Information gathered and prepared by A. Balind MSW, RSW
Clinical Social Worker, Portage Medical Family Health Team


Self-esteem is the way we feel about ourselves, the words we use to talk to ourselves and the beliefs that you have about ourselves.  Our self-esteem can change depending on the moment and the situations that we find ourselves in.  The good news is, we can work to strengthen our self-esteem to help increase our mood and reduce any anxiety or insecurities that we may have.

Low Self-Esteem
Here are some ways that someone may notice or feel if their self-esteem is low:

How you might think How you might feel How you might act
  • Critical thoughts about yourself, your abilities, or your future.
  • Worries that you won’t be able to cope or fearing the worst.
  • Thoughts that you are not good enough.
  • An image of yourself as ‘worthless’ or ‘lesser’.
  • Negative self-talk, e.g. “I am ugly”“I am boring”“I am stupid”.
  • Low
  • Sad
  • Deflated
  • Hopeless
  • Picked-on
  • Un-confident
  • Anxious
  • Tired
  • Not try, for fear that you will fail.
  • Try too hard to prove yourself / overcompensate.
  • Avoid people, places, or situations.
  • Criticize yourself.
  • Dwell on your failings.

What changes our self-esteem?
May things can have an impact on our self-esteem over a period of time.  The following are just a few examples:

  • Early childhood experiences– this can be the praise or neglect a person may have had as a child.The words that parents/guardians/supportive persons have a strong impact.
  • Other’s expectations– do people expect things of us or put pressure on us that we do not like or want.
  • Peer groups– Do the people we spend time with lift us up or push us down?
  • The praise, encouragement, praise and/or attention we receive – is there anyone in your life, including yourself, that provides this? Or only in a negative way?

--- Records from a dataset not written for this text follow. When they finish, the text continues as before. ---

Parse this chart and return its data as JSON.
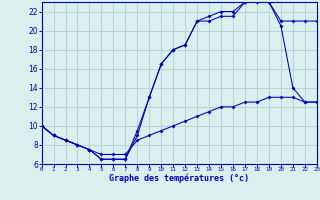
{
  "title": "Graphe des températures (°c)",
  "bg_color": "#daf0ee",
  "grid_color": "#aacccc",
  "line_color": "#0000bb",
  "xlim": [
    0,
    23
  ],
  "ylim": [
    6,
    23
  ],
  "xticks": [
    0,
    1,
    2,
    3,
    4,
    5,
    6,
    7,
    8,
    9,
    10,
    11,
    12,
    13,
    14,
    15,
    16,
    17,
    18,
    19,
    20,
    21,
    22,
    23
  ],
  "yticks": [
    6,
    8,
    10,
    12,
    14,
    16,
    18,
    20,
    22
  ],
  "line1_x": [
    0,
    1,
    2,
    3,
    4,
    5,
    6,
    7,
    8,
    9,
    10,
    11,
    12,
    13,
    14,
    15,
    16,
    17,
    18,
    19,
    20,
    21,
    22,
    23
  ],
  "line1_y": [
    10,
    9,
    8.5,
    8,
    7.5,
    6.5,
    6.5,
    6.5,
    9.5,
    13,
    16.5,
    18,
    18.5,
    21,
    21,
    21.5,
    21.5,
    23,
    23,
    23,
    20.5,
    14,
    12.5,
    12.5
  ],
  "line2_x": [
    0,
    1,
    2,
    3,
    4,
    5,
    6,
    7,
    8,
    9,
    10,
    11,
    12,
    13,
    14,
    15,
    16,
    17,
    18,
    19,
    20,
    21,
    22,
    23
  ],
  "line2_y": [
    10,
    9,
    8.5,
    8,
    7.5,
    6.5,
    6.5,
    6.5,
    9,
    13,
    16.5,
    18,
    18.5,
    21,
    21.5,
    22,
    22,
    23,
    23.5,
    23,
    21,
    21,
    21,
    21
  ],
  "line3_x": [
    0,
    1,
    2,
    3,
    4,
    5,
    6,
    7,
    8,
    9,
    10,
    11,
    12,
    13,
    14,
    15,
    16,
    17,
    18,
    19,
    20,
    21,
    22,
    23
  ],
  "line3_y": [
    10,
    9,
    8.5,
    8,
    7.5,
    7,
    7,
    7,
    8.5,
    9,
    9.5,
    10,
    10.5,
    11,
    11.5,
    12,
    12,
    12.5,
    12.5,
    13,
    13,
    13,
    12.5,
    12.5
  ]
}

What keeps our self-esteem going strong?
The beliefs that we have about ourselves and what we continue to tell ourselves can either increase or decrease our self-esteem.  When one’s beliefs about themselves are challenged, we tend to resort to some safety measures as follows:

  • Self-talk: try to speak kindly and gently to yourself. “next time I need to pay more attention so I don’t mess up”, “I did my best and I am proud!”
  • Rules that you set for yourself: make sure that you are 70-90% confident that you are able to meet the rules and goals that you set for yourself. If your confidence is not that high, change the rules and goals to meet that percentage.
  • Future thinking: try to recognize only certain outcomes and not all of the potential things that could happen. Plan for the good and the bad outcome.
  • Facing situations: make your best effort to deal with problems as they come up, it will keep your motivation high and stop the problem from getting out of control.
  • Friends/family: Surround yourself, when possible, with like-minded, supportive, positive people that care for you in the way that you care for them.